CAPAF’s Christian E. Weller testifies today to the Joint Economic Committee. Read the full testimony.
A recent poll conducted by Bankrate Inc. found that only about 3 in 10 workers expect to have enough money to retire comfortably. Nearly 7 in 10 Americans have set low expectations about their retirement prospects. And one in five Americans say they are afraid they will never be able to retire.
It is not hard to see why so many Americans feel so uneasy about their future retirement prospects. Only 43.2 percent of private sector workers had an employer-sponsored retirement plan in 2006, the last year for which data are available. This is the lowest share in more than a decade, and a substantial drop from 50.0 percent in 2000, the last peak.
A growing number of workers are now saving with defined contribution retirement savings plans. This can leave workers exposed to a number of new risks because they often require employees to enroll themselves, and then to make difficult decisions about how much to save and where to direct their investments.
Declining retirement benefits also mean that wealth creation is increasingly carrying unequal tax rewards, depending on one’s earnings. Because contributions to independent retirement savings plans are tax deductible, higher-income earners tend to receive a larger tax benefit from contributing to their DC plans than lower-income ones.
These longer-term trends have been overshadowed by recent drops in financial and nonfinancial market wealth. Families have lost a lot of financial wealth due to a sharp decline in stock prices. Since the beginning of the year alone, the S&P 500 had lost 12.5 percent of its value by the end of June 2008. And the fact that homeowners were highly leveraged due to the recent mortgage boom meant that they stood to lose a lot when house prices began to fall. These adverse trends have meant that a growing number of families will have to rely solely on Social Security as source of retirement income.

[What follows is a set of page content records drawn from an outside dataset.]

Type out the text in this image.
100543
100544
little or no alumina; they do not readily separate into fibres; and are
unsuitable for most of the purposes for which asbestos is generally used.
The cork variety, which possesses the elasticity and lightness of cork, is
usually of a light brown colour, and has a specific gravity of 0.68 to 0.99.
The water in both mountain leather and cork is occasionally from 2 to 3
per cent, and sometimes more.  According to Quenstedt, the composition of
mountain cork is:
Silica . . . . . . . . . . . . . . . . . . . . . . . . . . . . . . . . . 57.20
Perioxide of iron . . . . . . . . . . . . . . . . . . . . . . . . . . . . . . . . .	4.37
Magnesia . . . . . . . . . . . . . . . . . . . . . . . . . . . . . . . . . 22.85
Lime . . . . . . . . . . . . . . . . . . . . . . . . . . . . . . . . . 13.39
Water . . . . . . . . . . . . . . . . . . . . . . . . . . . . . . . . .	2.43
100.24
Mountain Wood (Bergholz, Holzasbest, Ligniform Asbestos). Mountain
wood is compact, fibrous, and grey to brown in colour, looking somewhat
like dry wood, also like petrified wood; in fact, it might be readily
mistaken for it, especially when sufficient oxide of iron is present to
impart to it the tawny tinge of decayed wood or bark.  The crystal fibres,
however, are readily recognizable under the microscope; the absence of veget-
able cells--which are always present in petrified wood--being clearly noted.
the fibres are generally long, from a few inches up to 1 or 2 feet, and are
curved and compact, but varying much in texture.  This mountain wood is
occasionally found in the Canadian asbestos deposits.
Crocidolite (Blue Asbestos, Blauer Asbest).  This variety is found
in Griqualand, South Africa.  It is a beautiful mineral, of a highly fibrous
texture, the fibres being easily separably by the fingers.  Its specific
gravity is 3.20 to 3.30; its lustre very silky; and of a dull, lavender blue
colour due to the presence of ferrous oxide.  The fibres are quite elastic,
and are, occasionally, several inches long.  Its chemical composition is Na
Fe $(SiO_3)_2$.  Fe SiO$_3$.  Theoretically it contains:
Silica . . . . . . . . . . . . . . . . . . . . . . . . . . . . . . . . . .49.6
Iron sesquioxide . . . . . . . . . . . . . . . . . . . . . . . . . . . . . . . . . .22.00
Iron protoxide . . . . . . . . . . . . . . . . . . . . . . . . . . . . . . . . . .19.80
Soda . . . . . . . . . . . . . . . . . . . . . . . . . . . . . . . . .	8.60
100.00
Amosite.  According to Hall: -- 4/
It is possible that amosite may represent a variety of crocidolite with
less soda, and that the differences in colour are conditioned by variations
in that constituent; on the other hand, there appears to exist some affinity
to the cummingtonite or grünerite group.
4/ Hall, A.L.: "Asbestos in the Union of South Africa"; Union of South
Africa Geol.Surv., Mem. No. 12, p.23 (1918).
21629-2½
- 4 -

Policy solutions are necessary to restore the promise of a retirement in dignity for the all working families in America. Policymakers should focus on elements of our retirement system that are working well. State and local defined benefit, or DB, pension plans stand out as an example of what works when it comes to achieving broad-based retirement income adequacy at a reasonable cost. A review of the economic evidence on state and local DB plans tells us that these pension plans have proven themselves as model retirement systems. They have a successful track record of performance in delivering adequate benefits in a sustainable and efficient manner.
If one were to design an ideal retirement plan, it would probably include the following features:
- Broad-based coverage, which covers all workers automatically.
- Secure money for retirement, with limited opportunities for leakage of retirement assets.
- Portability of benefits, which will allow workers to retain benefits if they switch jobs.
- Shared financing, with contributions from both employees and employers.
- Lifetime benefits, so that retirement income cannot be outlived.
- Spousal and disability benefits to provide protections against death or the inability to work.
- Professional management of assets.
- Low costs and fees.
The DB plans that provide retirement benefits to employees of state and local governments typically meet all of these criteria for a model retirement system. They have also been remarkably successful in providing adequate benefits to public sector retirees in a sustainable and efficient manner.
Policymakers should help strengthen existing DB plans, in the private and public sector. Against the backdrop of widespread and rising retirement income insecurity, models of strong retirement security are rare and yet desperately needed.